Even when he finally admitted that he was the white lawman who killed an unarmed civil rights activist, he claimed self-defense.
“My conscience is clear,” he said in a 2005 interview.
Fowler shot 26-year-old Jimmie Lee Jackson at a restaurant in Marion, Alabama, on the night of February 18, 1965. Martin Luther King Jr. eulogized Jackson as a “martyred hero” and his death galvanized protests — including “Bloody Sunday” — that helped pave the way for the passage of the landmark Voting Rights Act.
But Fowler was never prosecuted and Jackson’s murder became one of many civil rights cases that remained unresolved.
That was until Michael Jackson, the first black district attorney in Selma, read Fowler’s admission in the Anniston Star newspaper and reopened the investigation.
The former Alabama state trooper was indicted for murder and eventually pleaded guilty to manslaughter. He served less than six months behind bars and was released in 2011.
He continued to live a life of virtual anonymity, much as he had done for the four decades after Jackson’s death.
Fowler joined the Army and earned combat honors in Vietnam. His family pointed to his marriage to a woman from Burma as evidence that Fowler was not a racist.
He stayed out of the spotlight after this year’s release of the film “Selma,” which depicts his shooting of Jackson — though it doesn’t name Fowler — and during the 50th anniversary commemoration of the Selma to Montgomery march.
He died quietly over the weekend, the Geneva County Sheriff’s Office confirmed.
Jim Fleming, the reporter to whom Fowler admitted killing Jackson, said Fowler had been ailing for a long time.
Michael Jackson, the district attorney, said Fowler’s was an egregious case of delayed justice. “This closes a sad chapter of Alabama history,” he said Thursday.

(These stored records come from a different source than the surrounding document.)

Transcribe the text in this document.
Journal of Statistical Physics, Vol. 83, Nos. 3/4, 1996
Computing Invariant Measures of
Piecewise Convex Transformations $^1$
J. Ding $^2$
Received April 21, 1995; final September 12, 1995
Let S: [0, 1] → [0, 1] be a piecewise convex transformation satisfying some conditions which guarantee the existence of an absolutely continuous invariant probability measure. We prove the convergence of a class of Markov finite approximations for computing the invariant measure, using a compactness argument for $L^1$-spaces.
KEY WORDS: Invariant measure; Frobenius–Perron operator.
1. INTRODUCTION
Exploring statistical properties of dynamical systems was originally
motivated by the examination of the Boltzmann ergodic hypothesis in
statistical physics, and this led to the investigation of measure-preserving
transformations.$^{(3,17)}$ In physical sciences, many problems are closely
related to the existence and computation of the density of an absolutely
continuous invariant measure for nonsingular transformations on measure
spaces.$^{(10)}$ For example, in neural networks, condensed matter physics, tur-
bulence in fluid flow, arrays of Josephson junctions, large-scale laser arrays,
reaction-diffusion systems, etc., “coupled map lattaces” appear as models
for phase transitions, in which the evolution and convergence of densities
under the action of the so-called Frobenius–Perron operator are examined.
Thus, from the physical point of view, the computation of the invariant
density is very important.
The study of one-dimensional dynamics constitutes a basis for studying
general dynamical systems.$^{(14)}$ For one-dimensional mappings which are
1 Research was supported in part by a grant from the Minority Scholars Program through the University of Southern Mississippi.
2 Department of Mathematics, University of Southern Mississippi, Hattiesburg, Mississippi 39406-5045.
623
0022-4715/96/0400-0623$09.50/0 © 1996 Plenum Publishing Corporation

On that night in 1965, a peaceful civil rights march ended in Marion with a melee after the lights went out. Police officers beat back marchers and Jimmie Lee Jackson ran for safety into Mack’s restaurant.
Another state trooper slammed him against a cigarette vending machine and Fowler shot him twice in the belly. Jackson died eight days later in the hospital.
Fowler’s identity was not well known until murder charges were brought against him in 2007.
He entered a guilty plea to the lesser charge of second-degree manslaughter.
Jackson, the prosecutor, recalled Fowler in court.
“He apologized, but it could have been a better apology,” Jackson said. “He was looking at the judge, not the family.
“There was a part of him that was defiant to the end.”